With age and the hardening of his arteries, the Head of State’s eyes—he would never wear spectacles, as he didn’t need them for reading—had acquired the strange defect of eliminating the third dimension. He saw things, whether near or far, as flat images without relief, like the stained glass in Gothic windows. So every morning, just as if they were figures in a Gothic window, he looked at the Men of Regulation Colours—this one in blue and black, the next in white and gold, and the third in a buff-coloured tunic—who told him about the work they had carried out the day before, their night spent in police stations and prisons, barracks and
cellars extracting words, names, addresses, and information from people who didn’t want to speak. And their accounts of ducking and racking, hanging and violence, their catalogue of pincers, truncheons, braziers, and even corncobs—these were for women—called up visions from hagiography, the downfall of the damned, illustrations of torture, all transferred to a large stained-glass window opening onto the remote splendour of the Tutelary Volcano. With a “Thank you, gentlemen,” the first stained-glass window broke, eliminating the blues, whites, and yellows of the original image, while in at the other door to take their place in the second window came the Listening and Looking men, the Watchers, the Hearers, the Hypocrites, the masters in maieutics, virtuosos in heuristics, who not only brought information extracted by skill, snatched in flight, half understood, of some guilty remark picked up at a diplomatic reception, a bar counter, in the warmth of a bedroom—they were everywhere, they entered without being seen, Guests of Glass one day, Guests of Stone if more acceptable, insinuating, snooping, often charming—but were in fact Watchers of the Watchful, Observers of the Cunning, recorders of everything invented, plotted, and schemed, even by the collaborators, familiars, and associates of the Head of State himself, thanks to his Exalted Protection.
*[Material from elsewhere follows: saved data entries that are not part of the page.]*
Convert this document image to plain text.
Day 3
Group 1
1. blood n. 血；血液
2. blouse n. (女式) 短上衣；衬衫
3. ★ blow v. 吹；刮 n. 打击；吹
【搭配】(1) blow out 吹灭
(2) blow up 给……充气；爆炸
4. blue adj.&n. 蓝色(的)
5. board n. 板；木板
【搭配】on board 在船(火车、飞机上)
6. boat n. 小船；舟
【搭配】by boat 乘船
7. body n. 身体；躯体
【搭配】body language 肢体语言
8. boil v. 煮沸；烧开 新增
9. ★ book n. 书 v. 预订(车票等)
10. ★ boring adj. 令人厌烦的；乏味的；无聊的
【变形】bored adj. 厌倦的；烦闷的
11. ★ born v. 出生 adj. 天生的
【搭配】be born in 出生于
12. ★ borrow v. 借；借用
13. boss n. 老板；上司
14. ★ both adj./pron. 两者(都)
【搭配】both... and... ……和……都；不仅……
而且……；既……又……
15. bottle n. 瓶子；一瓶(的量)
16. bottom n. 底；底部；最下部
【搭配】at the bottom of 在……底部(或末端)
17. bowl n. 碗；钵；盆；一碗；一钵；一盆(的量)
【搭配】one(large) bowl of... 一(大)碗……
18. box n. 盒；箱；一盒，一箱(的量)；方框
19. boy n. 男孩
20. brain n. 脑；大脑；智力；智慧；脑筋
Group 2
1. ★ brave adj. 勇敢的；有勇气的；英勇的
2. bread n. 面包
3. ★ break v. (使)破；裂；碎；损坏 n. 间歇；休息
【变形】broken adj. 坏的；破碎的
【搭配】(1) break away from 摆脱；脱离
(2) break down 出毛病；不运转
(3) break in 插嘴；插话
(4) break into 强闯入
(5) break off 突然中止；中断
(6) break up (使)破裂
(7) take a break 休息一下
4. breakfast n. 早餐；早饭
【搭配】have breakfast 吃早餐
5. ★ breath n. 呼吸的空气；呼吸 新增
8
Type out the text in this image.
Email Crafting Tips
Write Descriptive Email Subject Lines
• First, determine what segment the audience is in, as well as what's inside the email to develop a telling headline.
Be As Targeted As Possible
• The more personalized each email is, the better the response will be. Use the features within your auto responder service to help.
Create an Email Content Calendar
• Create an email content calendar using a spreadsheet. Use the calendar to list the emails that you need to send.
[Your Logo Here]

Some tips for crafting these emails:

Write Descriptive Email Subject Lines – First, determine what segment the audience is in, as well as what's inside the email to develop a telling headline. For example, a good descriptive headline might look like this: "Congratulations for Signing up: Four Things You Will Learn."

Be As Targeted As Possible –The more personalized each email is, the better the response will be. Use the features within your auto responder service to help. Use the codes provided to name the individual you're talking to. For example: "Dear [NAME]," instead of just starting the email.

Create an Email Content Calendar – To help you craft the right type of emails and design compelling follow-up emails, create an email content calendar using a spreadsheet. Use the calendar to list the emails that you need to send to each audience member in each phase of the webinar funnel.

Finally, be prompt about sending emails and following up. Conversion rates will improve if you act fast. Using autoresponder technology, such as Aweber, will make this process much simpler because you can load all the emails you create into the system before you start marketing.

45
As he listened to these people of his, who had their eyes to the keyhole and their curiosity on the alert, he realised (sometimes with annoyance, sometimes with amusement) what diverse and picturesque transactions were going on behind his back: there was the business of a bridge built over a river that wasn’t shown on any map; the business of the Municipal Library without any books; the business of the stud animals from Normandy that had never crossed the ocean; the business of the toys and alphabets for kindergartens that didn’t exist; the business of the Peasant Women’s Maternity
Homes, to which peasant women naturally never went, since for centuries they had been in the habit of giving birth on a broken stool, pulling on a rope hanging from the ceiling with their husband’s hat on their head so that they should get a boy; the business of the kilometre stones that were still only painted boards; the business of pornographic films sold in Quaker Oats tins; the business of the Chinese Charade (“
jeux des trente-six bêtes
,” as it was called by Baron Drummond, who introduced the Cantonese lottery of numbered animals to America), managed by the brigade of the National Police for the Repression of Illicit Games; the business of Erectyl, a Korean liquor containing mandragora root, the “stallion liana” from Santo Domingo, powdered tortoiseshell and extract of Spanish fly; the business of the slot machines—three bells, three plums, or three cherries gave you the jackpot—owned by the Chief of the Secret Service; the business of birth certificates
ad perpetuam memoriam
for those “
interdits de séjour
” and Frenchmen from Cayenne wanting to become our compatriots; the business of consultations with astrologers, fortune-tellers, palmists, card readers, horoscopes by correspondence, Hindu mystics—forbidden by law—who all had understandings with the Minister of the Interior; the business of the Verascopes of Love, tolerated in fairs and amusement parks, and owned by Captain Valverde; the business of Catalan postcards—less refined than the French, said those in the know—run by Captain Calvo; the business of “Lucky Sheets for Newly-weds” (“
Draps bénis pour jeunes mariés
” [
sic
]), manufactured in the Marais in Paris and designed for the trousseau of every Christian bride.